By Bassey Udo
With Nigeria’s fuel subsidy regime almost becoming a ‘black hole’ and a drain on the country’s lean resources, a Robotic Engineering expert has offered to build an integrated fuel distribution and monitoring system to check the problem.
Nigeria, Africa’s leading oil and gas producer and the world’s sixth largest exporter of hydrocarbon does not know how much petroleum products it consumes daily due to the absence of a reliable fuel distribution and monitoring system.
Although estimates by the defunct Department of Petroleum Resources (DPR), which until its recent scrapping following the enactment of the Petroleum Industry Act (PIA), put the country’s daily national fuel consumption at an average of about 35 and 40 million litres.
However, the state-owned Nigerian National Petroleum Company Limited has been calculating its payment of subsidy on premium motor spirit (PMS), popularly called petrol, on a minimum of 60 million litres daily consumption figures.
The Senate President, Ahmed Lawan recently said the figure could be as high as 100 million litres per day.
Based on an average of about 60 million litres per day consumption level, the NNPC, in the wake of the recent adjustment to the June 2022 deadline for the removal of fuel subsidy by the Federal Government, submitted a bill of N3 trillion to the executive council of the Federation (FEC) for petrol subsidy payment in 2022.

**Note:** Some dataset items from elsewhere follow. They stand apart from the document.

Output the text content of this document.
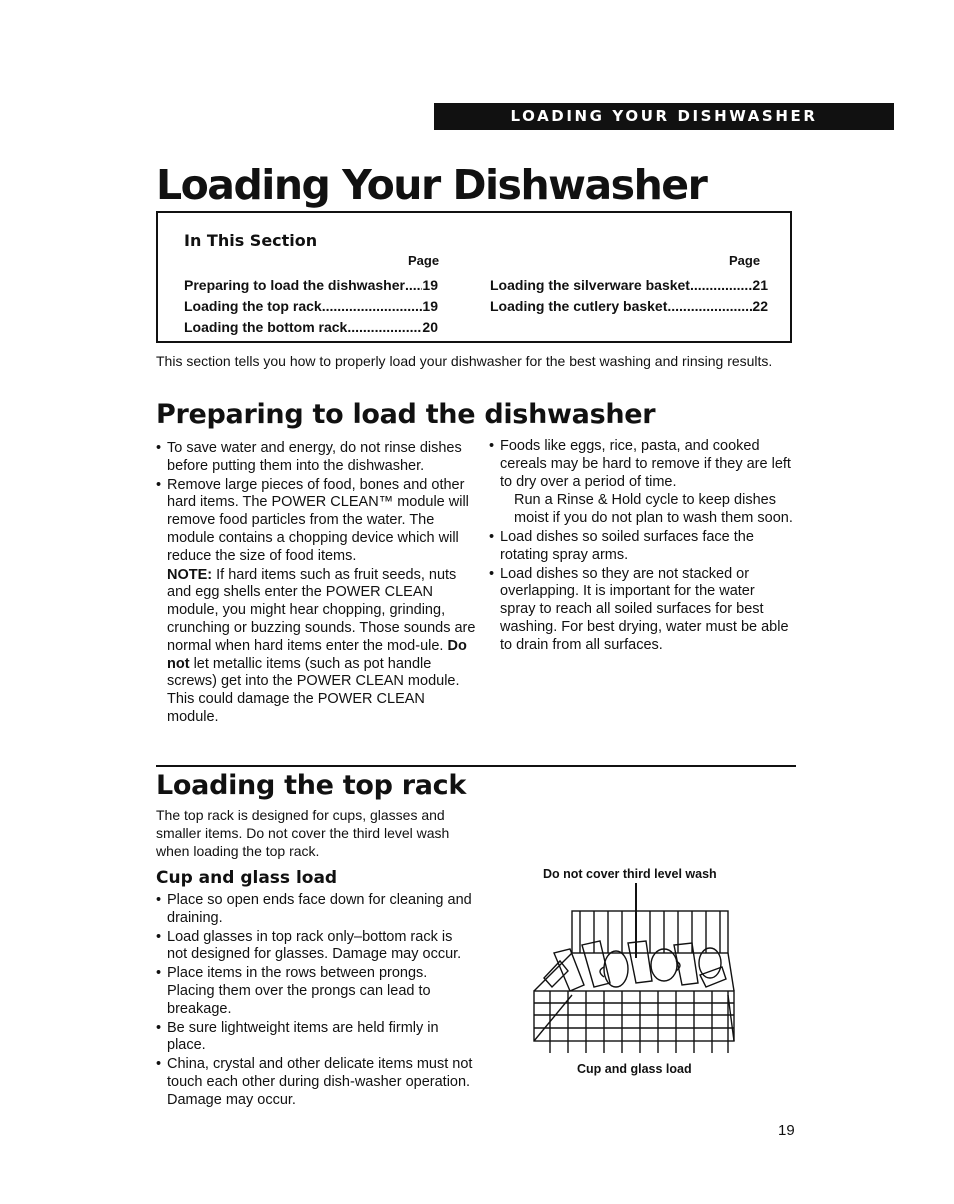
LOADING YOUR DISHWASHER
Loading Your Dishwasher
In This Section
Page	Page
Preparing to load the dishwasher ..... 19
Loading the top rack .....	19
Loading the bottom rack .....	20
Loading the silverware basket .....	21
Loading the cutlery basket .....	22

This section tells you how to properly load your dishwasher for the best washing and rinsing results.

Preparing to load the dishwasher
• To save water and energy, do not rinse dishes before putting them into the dishwasher.
• Remove large pieces of food, bones and other hard items. The POWER CLEAN™ module will remove food particles from the water. The module contains a chopping device which will reduce the size of food items.
NOTE: If hard items such as fruit seeds, nuts and egg shells enter the POWER CLEAN module, you might hear chopping, grinding, crunching or buzzing sounds. Those sounds are normal when hard items enter the mod-ule. Do not let metallic items (such as pot handle screws) get into the POWER CLEAN module. This could damage the POWER CLEAN module.
• Foods like eggs, rice, pasta, and cooked cereals may be hard to remove if they are left to dry over a period of time.
Run a Rinse & Hold cycle to keep dishes moist if you do not plan to wash them soon.
• Load dishes so soiled surfaces face the rotating spray arms.
• Load dishes so they are not stacked or overlapping. It is important for the water spray to reach all soiled surfaces for best washing. For best drying, water must be able to drain from all surfaces.
Loading the top rack

The top rack is designed for cups, glasses and smaller items. Do not cover the third level wash when loading the top rack.

Cup and glass load
• Place so open ends face down for cleaning and draining.
• Load glasses in top rack only–bottom rack is not designed for glasses. Damage may occur.
• Place items in the rows between prongs. Placing them over the prongs can lead to breakage.
• Be sure lightweight items are held firmly in place.
• China, crystal and other delicate items must not touch each other during dish-washer operation. Damage may occur.
Do not cover third level wash
Cup and glass load
19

The bill for fuel subsidy is about 17.52 percent of the total N17. 126 trillion approved appropriation for 2022, despite a huge deficit component of about N6.25 trillion.
Concerned about the high cost of not knowing the volume of petroleum products consumed daily in the country, the Robotic Engineering Professor, who is also the Founder/Chairman, FASMICRO Group, Ndubuisi Ekekwe, has offered to build an integrated fuel distribution and monitoring system for the country.
The Johns Hopkins trained professor of Electrical and Computer Engineering, who describes himself as “inventor and entrepreneur” made the offer in an articles titled: “Nigeria, Let’s Help On Fuel Subsidy Monitoring With Technology” posted on his LinkedIn and Twitter Account handles.
Ekekwe who invented and patented a robotic system the U.S. government acquired assignee rights
“Now that Nigeria plans to amend the oil industry law to extend the petrol subsidies (sorry IMF), it is time to digitize this downstream sector. I offer to help Nigeria build a transparent, robust and real-time integrated petrol distribution and monitoring system.
“I will drop sensors in every fuel truck, fuel tank and depot, linking all via GSM to a database, and using GIS data, connect the elements. The end result: you have full visibility on volume, consumption, etc at any point in the nation.
“I will install LCD monitors for all LGAs chairmen, governors and Presidency to have real time data of petrol consumed, quantity in all jurisdictional fuel stations, quantity coming to their domains, depot capacity, etc.
“This project will be delivered within six months. We have the technologies via eonfleet, TradeGrid, FuelFacts and Zenvus. These are our portfolio companies and we will fix this problem for Nigeria. I expect savings of about 20-30% if we do this,” Ekekwe said.
LCD is liquid crystal display, a method of displaying readings continuously, as on digital watches, portable computers, and calculators, using a liquid crystal film, sealed between glass plates, that changes its optical properties when a voltage is applied.
Nigeria’s fuel subsidy regime is considered one of the most corrupt and fraudulent arrangements in the country’s oil and gas industry.
Most critics say the arrangements lack transparency and accountability, as it tends to provide for corrupt officials to import petroleum products at a high cost and divert same to neighbouring countries in the West African sub-region and beyond, while neglecting the country’s four refineries.
Conservative estimates by the Nigerian Extractive Industries Transparency Initiative (NEITI) puts the expenditure on fuel subsidy in the last six years at about N12 trillion.